I guess my issue is that my wort isn't clear. When I make an IPA, there's so much hop mass even after using a hop spider . I have a Blichmann and the diptube pulls within a fraction of an inch from the kettle bottom. I use a sanitized 5G paint strainer over my bucket fermenter, so that'll catch a decent amount of break/hop matter after it passes through the ball valve.

The only way for me to pull clear wort would be to let the wort rest in the kettle so the break and hops drop out and then siphon. It kinda defeats the purpose of the ball valve.

Even if I do that, I'll reintroduce haze when I dryhop.

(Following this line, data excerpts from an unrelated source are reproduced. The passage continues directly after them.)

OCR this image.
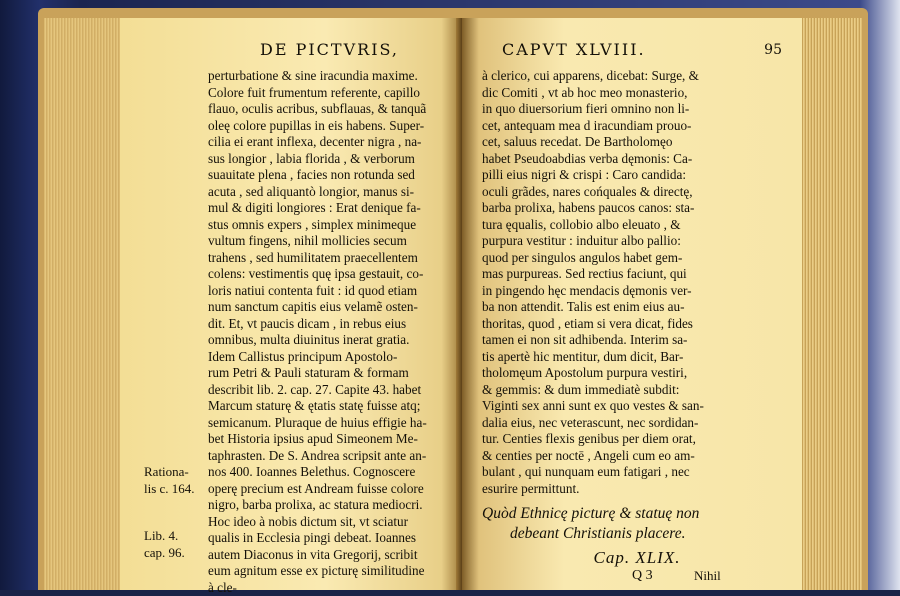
DE PICTVRIS,
perturbatione & sine iracundia maxime.
Colore fuit frumentum referente, capillo
flauo, oculis acribus, subflauas, & tanquã
oleę colore pupillas in eis habens. Super-
cilia ei erant inflexa, decenter nigra , na-
sus longior , labia florida , & verborum
suauitate plena , facies non rotunda sed
acuta , sed aliquantò longior, manus si-
mul & digiti longiores : Erat denique fa-
stus omnis expers , simplex minimeque
vultum fingens, nihil mollicies secum
trahens , sed humilitatem praecellentem
colens: vestimentis quę ipsa gestauit, co-
loris natiui contenta fuit : id quod etiam
num sanctum capitis eius velamẽ osten-
dit. Et, vt paucis dicam , in rebus eius
omnibus, multa diuinitus inerat gratia.
Idem Callistus principum Apostolo-
rum Petri & Pauli staturam & formam
describit lib. 2. cap. 27. Capite 43. habet
Marcum staturę & ętatis statę fuisse atq;
semicanum. Pluraque de huius effigie ha-
bet Historia ipsius apud Simeonem Me-
taphrasten. De S. Andrea scripsit ante an-
nos 400. Ioannes Belethus. Cognoscere
operę precium est Andream fuisse colore
nigro, barba prolixa, ac statura mediocri.
Hoc ideo à nobis dictum sit, vt sciatur
qualis in Ecclesia pingi debeat. Ioannes
autem Diaconus in vita Gregorij, scribit
eum agnitum esse ex picturę similitudine
à cle-
Rationa-
lis c. 164.
Lib. 4.
cap. 96.
CAPVT XLVIII.	95
à clerico, cui apparens, dicebat: Surge, &
dic Comiti , vt ab hoc meo monasterio,
in quo diuersorium fieri omnino non li-
cet, antequam mea d iracundiam prouo-
cet, saluus recedat. De Bartholomęo
habet Pseudoabdias verba dęmonis: Ca-
pilli eius nigri & crispi : Caro candida:
oculi grãdes, nares cońquales & directę,
barba prolixa, habens paucos canos: sta-
tura ęqualis, collobio albo eleuato , &
purpura vestitur : induitur albo pallio:
quod per singulos angulos habet gem-
mas purpureas. Sed rectius faciunt, qui
in pingendo hęc mendacis dęmonis ver-
ba non attendit. Talis est enim eius au-
thoritas, quod , etiam si vera dicat, fides
tamen ei non sit adhibenda. Interim sa-
tis apertè hic mentitur, dum dicit, Bar-
tholomęum Apostolum purpura vestiri,
& gemmis: & dum immediatè subdit:
Viginti sex anni sunt ex quo vestes & san-
dalia eius, nec veterascunt, nec sordidan-
tur. Centies flexis genibus per diem orat,
& centies per noctē , Angeli cum eo am-
bulant , qui nunquam eum fatigari , nec
esurire permittunt.
Quòd Ethnicę picturę & statuę non
debeant Christianis placere.
Cap. XLIX.
Q 3	Nihil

I just did an IPA that I dryhopped and gelatin'ed at the same time in secondary. My last gelatin IPA was crystal clear. I'll try this new one in a few more days of conditioning.
 
I think all of your suggestions are great, and I agree fully. However, this statement is completely false. Sugars are completely soluble, and will therefore not be visible. Think about it, wort, which has "a whole mess of unfermented sugar in it" is completely clear when all of the break material and hops settle out.

Fair enough - I guess I was just saying that in my experience, when I've seen an tasted underattenuated beers, they've been pretty cloudy.

I probably should blame that on yeast still in suspension rather than sugars in suspension. Thanks for the correction.

:mug:
 
BrewThruYou said:
I guess my issue is that my wort isn't clear. When I make an IPA, there's so much hop mass even after using a hop spider . I have a Blichmann and the diptube pulls within a fraction of an inch from the kettle bottom. I use a sanitized 5G paint strainer over my bucket fermenter, so that'll catch a decent amount of break/hop matter after it passes through the ball valve.

The only way for me to pull clear wort would be to let the wort rest in the kettle so the break and hops drop out and then siphon. It kinda defeats the purpose of the ball valve.

Even if I do that, I'll reintroduce haze when I dryhop.

I just did an IPA that I dryhopped and gelatin'ed at the same time in secondary. My last gelatin IPA was crystal clear. I'll try this new one in a few more days of conditioning.

Just to satisfy my curiosity, is there any particular reason you're not using a hop bag?
 
+1 to all of the above for improvements to your process. Only thing I can add is if you have beer in the bottle now that is hazy that you'd like to try to clear up, set your fridge on the lowest temp setting and just put all of your bottled beer in the fridge for about a week. The cold temps can help the remaining yeast, proteins, etc drop out of suspension.